1815-2015: La Battaglia delle Battaglie – I Parte

Waterloo

Forse no – o quanto meno non solo questa. Però quando si parla di battaglie, Waterloo è una di quelle cose che funzionano – di fatto o idealmente – da spartiacque. È difficile negare che ci sia stato un Prima di Waterloo e un Dopo Waterloo, proprio come c’è stato un Prima di Canne e un Dopo Canne* e, a un livello più circoscritto, un Prima di Hastings e un Dopo Hastings…

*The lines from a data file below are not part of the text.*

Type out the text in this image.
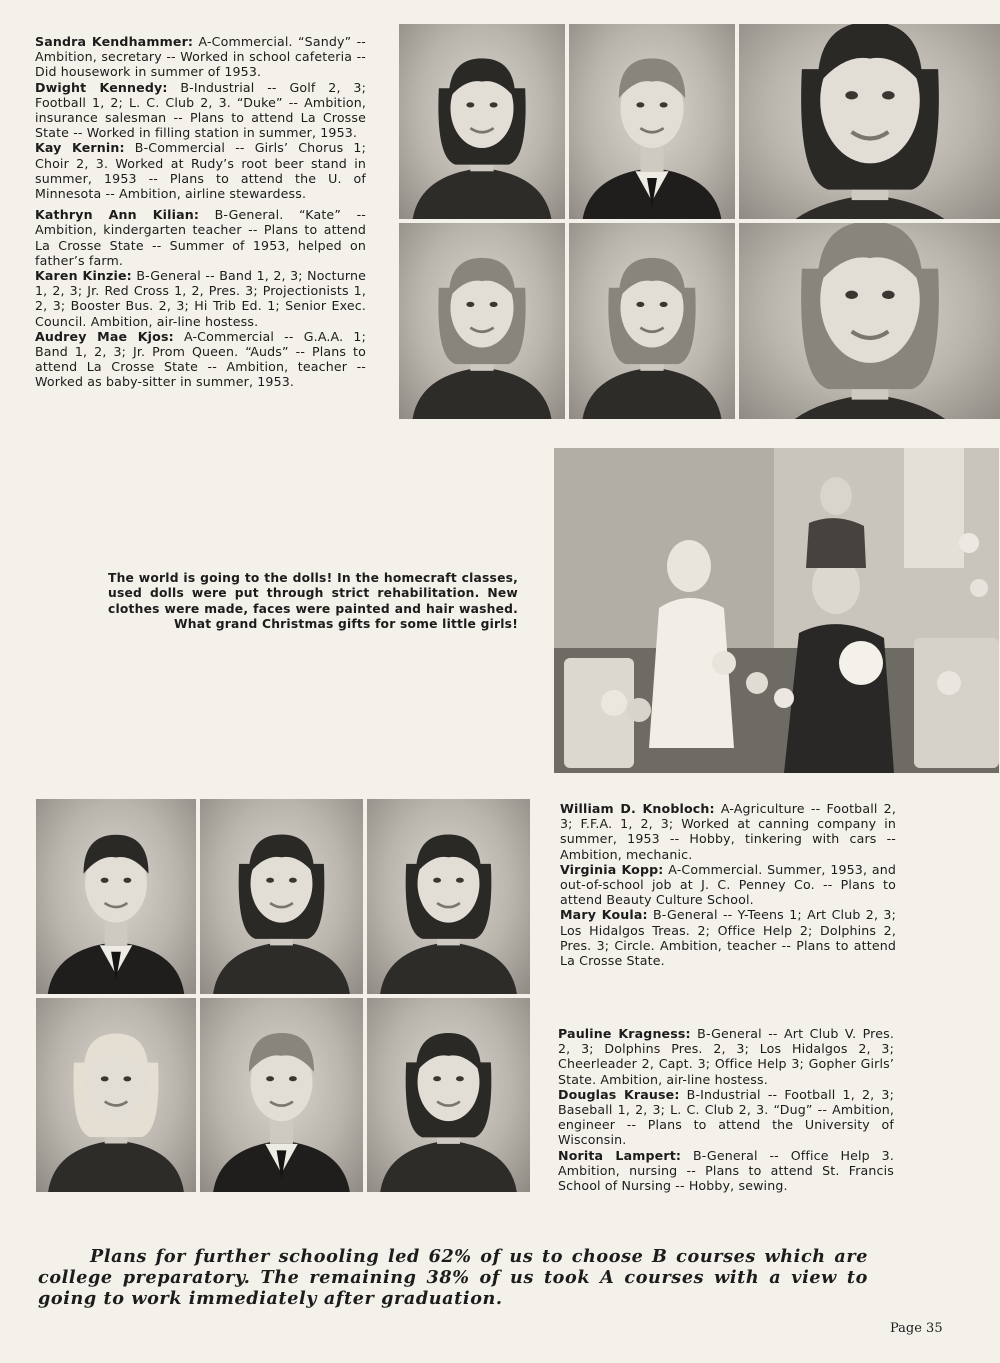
Sandra Kendhammer: A-Commercial. “Sandy” -- Ambition, secretary -- Worked in school cafeteria -- Did housework in summer of 1953.
Dwight Kennedy: B-Industrial -- Golf 2, 3; Football 1, 2; L. C. Club 2, 3. “Duke” -- Ambition, insurance salesman -- Plans to attend La Crosse State -- Worked in filling station in summer, 1953.
Kay Kernin: B-Commercial -- Girls’ Chorus 1; Choir 2, 3. Worked at Rudy’s root beer stand in summer, 1953 -- Plans to attend the U. of Minnesota -- Ambition, airline stewardess.
Kathryn Ann Kilian: B-General. “Kate” -- Ambition, kindergarten teacher -- Plans to attend La Crosse State -- Summer of 1953, helped on father’s farm.
Karen Kinzie: B-General -- Band 1, 2, 3; Nocturne 1, 2, 3; Jr. Red Cross 1, 2, Pres. 3; Projectionists 1, 2, 3; Booster Bus. 2, 3; Hi Trib Ed. 1; Senior Exec. Council. Ambition, air-line hostess.
Audrey Mae Kjos: A-Commercial -- G.A.A. 1; Band 1, 2, 3; Jr. Prom Queen. “Auds” -- Plans to attend La Crosse State -- Ambition, teacher -- Worked as baby-sitter in summer, 1953.
The world is going to the dolls! In the homecraft classes, used dolls were put through strict rehabilitation. New clothes were made, faces were painted and hair washed. What grand Christmas gifts for some little girls!
William D. Knobloch: A-Agriculture -- Football 2, 3; F.F.A. 1, 2, 3; Worked at canning company in summer, 1953 -- Hobby, tinkering with cars -- Ambition, mechanic.
Virginia Kopp: A-Commercial. Summer, 1953, and out-of-school job at J. C. Penney Co. -- Plans to attend Beauty Culture School.
Mary Koula: B-General -- Y-Teens 1; Art Club 2, 3; Los Hidalgos Treas. 2; Office Help 2; Dolphins 2, Pres. 3; Circle. Ambition, teacher -- Plans to attend La Crosse State.
Pauline Kragness: B-General -- Art Club V. Pres. 2, 3; Dolphins Pres. 2, 3; Los Hidalgos 2, 3; Cheerleader 2, Capt. 3; Office Help 3; Gopher Girls’ State. Ambition, air-line hostess.
Douglas Krause: B-Industrial -- Football 1, 2, 3; Baseball 1, 2, 3; L. C. Club 2, 3. “Dug” -- Ambition, engineer -- Plans to attend the University of Wisconsin.
Norita Lampert: B-General -- Office Help 3. Ambition, nursing -- Plans to attend St. Francis School of Nursing -- Hobby, sewing.
Plans for further schooling led 62% of us to choose B courses which are college preparatory. The remaining 38% of us took A courses with a view to going to work immediately after graduation.
Page 35
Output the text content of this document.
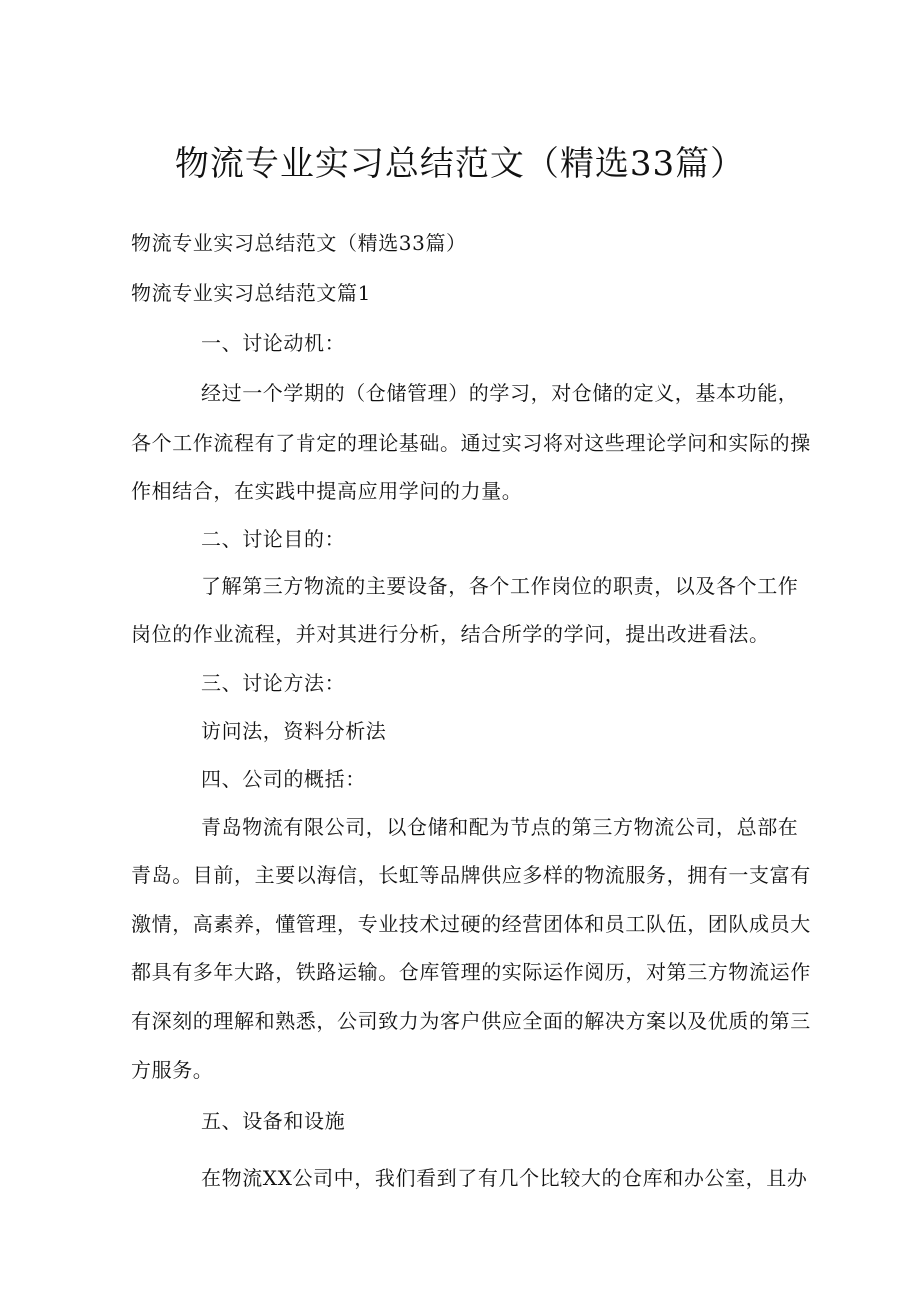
物流专业实习总结范文（精选33篇）
物流专业实习总结范文（精选33篇）
物流专业实习总结范文篇1
一、讨论动机：
经过一个学期的（仓储管理）的学习，对仓储的定义，基本功能，
各个工作流程有了肯定的理论基础。通过实习将对这些理论学问和实际的操
作相结合，在实践中提高应用学问的力量。
二、讨论目的：
了解第三方物流的主要设备，各个工作岗位的职责，以及各个工作
岗位的作业流程，并对其进行分析，结合所学的学问，提出改进看法。
三、讨论方法：
访问法，资料分析法
四、公司的概括：
青岛物流有限公司，以仓储和配为节点的第三方物流公司，总部在
青岛。目前，主要以海信，长虹等品牌供应多样的物流服务，拥有一支富有
激情，高素养，懂管理，专业技术过硬的经营团体和员工队伍，团队成员大
都具有多年大路，铁路运输。仓库管理的实际运作阅历，对第三方物流运作
有深刻的理解和熟悉，公司致力为客户供应全面的解决方案以及优质的第三
方服务。
五、设备和设施
在物流XX公司中，我们看到了有几个比较大的仓库和办公室，且办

Voglio dire: anche i Campi Catalaunici furono una significativa battaglia, segnarono una battuta d’arresto nell’avanzata degli Unni, cambiarono – o quanto meno misero in luce inequivocabilmente – la dipendenza di Roma dai barbari… però dopo Chalons il mondo non cambiò – tanto è vero che un po’ di mesi più tardi Attila ricominciò daccapo in Italia…**

Canne è tutta un’altra faccenda. E Hastings. E Waterloo… È l’irreparabilità, credo.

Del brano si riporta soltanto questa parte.